S. Depriving a Detainee of Clothing
Several agents told the OIG that they saw or heard about detainees who were deprived of clothing. Removal of clothing was an explicitly authorized interrogation technique at GTMO between December 2, 2002, and January 12, 2003. Church Report at 117-121. As described in Chapter Five, two witnesses stated that Al-Qahtani (#63) had been at least partially deprived of clothing during part of his interrogation by the military.154 The other incidents reported by the agents did not involve the removal of clothing as an interrogation technique, but rather as a disciplinary measure in response to detainee misconduct.

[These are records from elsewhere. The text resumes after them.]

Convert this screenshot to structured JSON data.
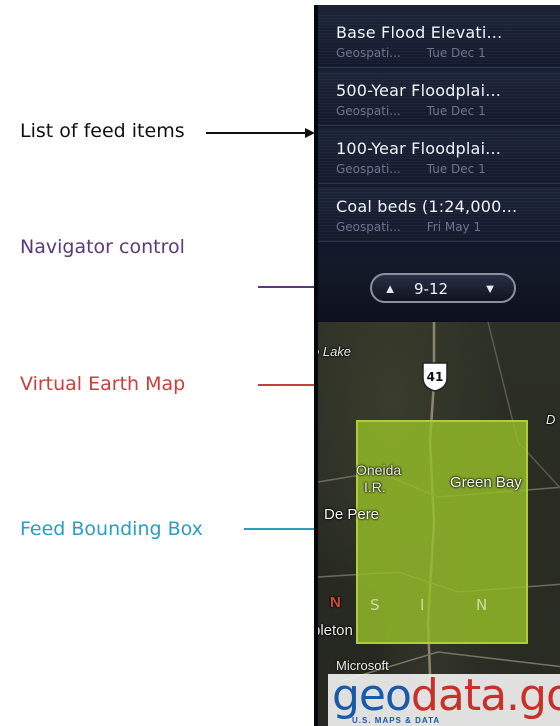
{
  "annotations": [
    {
      "label": "List of feed items",
      "color": "#111111"
    },
    {
      "label": "Navigator control",
      "color": "#5b3a7a"
    },
    {
      "label": "Virtual Earth Map",
      "color": "#c8403a"
    },
    {
      "label": "Feed Bounding Box",
      "color": "#2a9ec0"
    }
  ],
  "feed_items": [
    {
      "title": "Base Flood Elevati...",
      "source": "Geospati...",
      "date": "Tue Dec 1"
    },
    {
      "title": "500-Year Floodplai...",
      "source": "Geospati...",
      "date": "Tue Dec 1"
    },
    {
      "title": "100-Year Floodplai...",
      "source": "Geospati...",
      "date": "Tue Dec 1"
    },
    {
      "title": "Coal beds (1:24,000...",
      "source": "Geospati...",
      "date": "Fri May 1"
    }
  ],
  "navigator": {
    "up_icon": "triangle-up-icon",
    "down_icon": "triangle-down-icon",
    "range": "9-12"
  },
  "map": {
    "labels": {
      "lake": "o Lake",
      "oneida": "Oneida",
      "ir": "I.R.",
      "green_bay": "Green Bay",
      "de_pere": "De Pere",
      "appleton": "pleton",
      "d": "D"
    },
    "highway_shield": "41",
    "bbox_letters": [
      "N",
      "S",
      "I",
      "N"
    ],
    "provider": "Microsoft",
    "logo": {
      "prefix": "ge",
      "accent": "o",
      "suffix": "data.gov",
      "tagline": "U.S. MAPS & DATA"
    },
    "bbox_color": "#96be28"
  }
}
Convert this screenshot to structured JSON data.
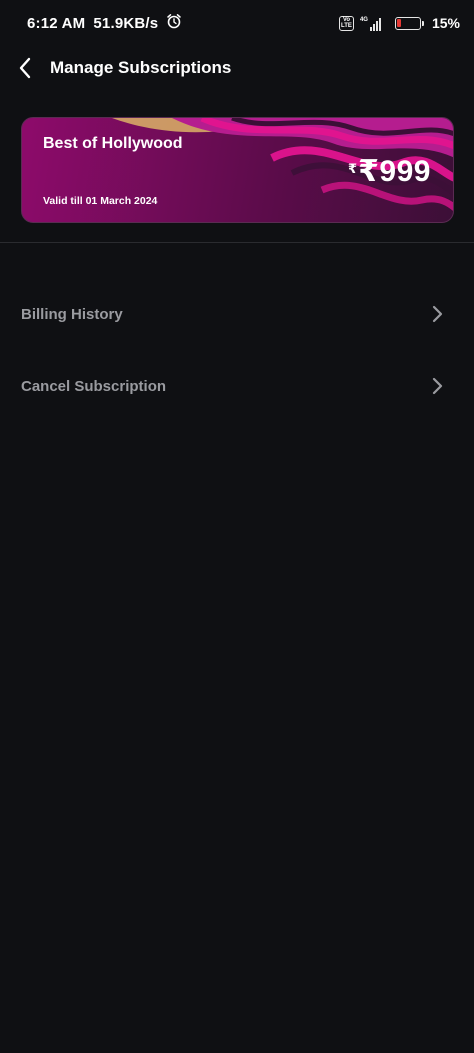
{
  "status_bar": {
    "time": "6:12 AM",
    "speed": "51.9KB/s",
    "volte_line1": "Vo",
    "volte_line2": "LTE",
    "network": "4G",
    "battery_percent": "15%",
    "battery_level": 0.15,
    "battery_color": "#e53935"
  },
  "header": {
    "title": "Manage Subscriptions"
  },
  "subscription_card": {
    "plan_name": "Best of Hollywood",
    "small_currency": "₹",
    "price": "₹999",
    "valid_text": "Valid till 01 March 2024"
  },
  "menu": {
    "items": [
      {
        "label": "Billing History"
      },
      {
        "label": "Cancel Subscription"
      }
    ]
  },
  "colors": {
    "background": "#0f1013",
    "card_primary": "#8e0b6b",
    "card_wave_pink": "#e0148f",
    "card_wave_gold": "#d6a866",
    "muted_text": "#9a9ba0"
  }
}
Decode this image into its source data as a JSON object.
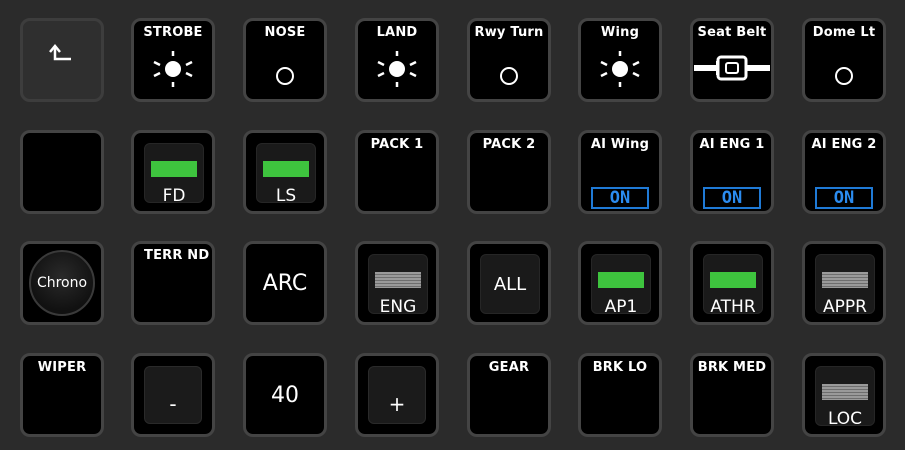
{
  "row1": {
    "back": {
      "icon": "back-arrow-icon",
      "glyph": "↰"
    },
    "strobe": {
      "label": "STROBE",
      "icon": "light-on-icon"
    },
    "nose": {
      "label": "NOSE",
      "icon": "light-off-icon"
    },
    "land": {
      "label": "LAND",
      "icon": "light-on-icon"
    },
    "rwy_turn": {
      "label": "Rwy Turn",
      "icon": "light-off-icon"
    },
    "wing": {
      "label": "Wing",
      "icon": "light-on-icon"
    },
    "seat_belt": {
      "label": "Seat Belt",
      "icon": "seat-belt-icon"
    },
    "dome_lt": {
      "label": "Dome Lt",
      "icon": "light-off-icon"
    }
  },
  "row2": {
    "fd": {
      "label": "FD",
      "indicator": "green"
    },
    "ls": {
      "label": "LS",
      "indicator": "green"
    },
    "pack1": {
      "label": "PACK 1"
    },
    "pack2": {
      "label": "PACK 2"
    },
    "ai_wing": {
      "label": "AI Wing",
      "status": "ON"
    },
    "ai_eng1": {
      "label": "AI ENG 1",
      "status": "ON"
    },
    "ai_eng2": {
      "label": "AI ENG 2",
      "status": "ON"
    }
  },
  "row3": {
    "chrono": {
      "label": "Chrono"
    },
    "terr_nd": {
      "label": "TERR ND"
    },
    "arc": {
      "label": "ARC"
    },
    "eng": {
      "label": "ENG",
      "indicator": "gray"
    },
    "all": {
      "label": "ALL"
    },
    "ap1": {
      "label": "AP1",
      "indicator": "green"
    },
    "athr": {
      "label": "ATHR",
      "indicator": "green"
    },
    "appr": {
      "label": "APPR",
      "indicator": "gray"
    }
  },
  "row4": {
    "wiper": {
      "label": "WIPER"
    },
    "minus": {
      "label": "-"
    },
    "value": {
      "label": "40"
    },
    "plus": {
      "label": "+"
    },
    "gear": {
      "label": "GEAR"
    },
    "brk_lo": {
      "label": "BRK LO"
    },
    "brk_med": {
      "label": "BRK MED"
    },
    "loc": {
      "label": "LOC",
      "indicator": "gray"
    }
  },
  "colors": {
    "background": "#2b2b2b",
    "on_green": "#3ec43e",
    "status_blue": "#1f7ad6",
    "off_gray": "#8a8a8a"
  }
}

For example, one agent reported that the DOD's Joint Detention Operations Group confiscated the long pants from a segment of the detainee population that was notorious for throwing urine and feces on the guards, leaving the detainees with only short pants or underwear. The agent said that there were no other comfort items left to confiscate from these detainees. She said the incident was referred to as "Pants Jihad" because other detainees protested by refusing to come to scheduled interrogations and generally being very uncooperative. Another agent stated in his survey response that detainees told him that the guards took away a detainee's clothing due to repeated suicide attempts.
154. The Schmidt-Furlow Report found that in December 2002 interrogators forced Al-Qahtani to stand naked in front of a female interrogator, and used strip searches as an interrogation technique. Schmidt-Furlow Report at 20-21. This contradicted a finding in the Church Report that removal of clothing was not a technique used in the interrogation of Al-Qahtani. Church Report at 158.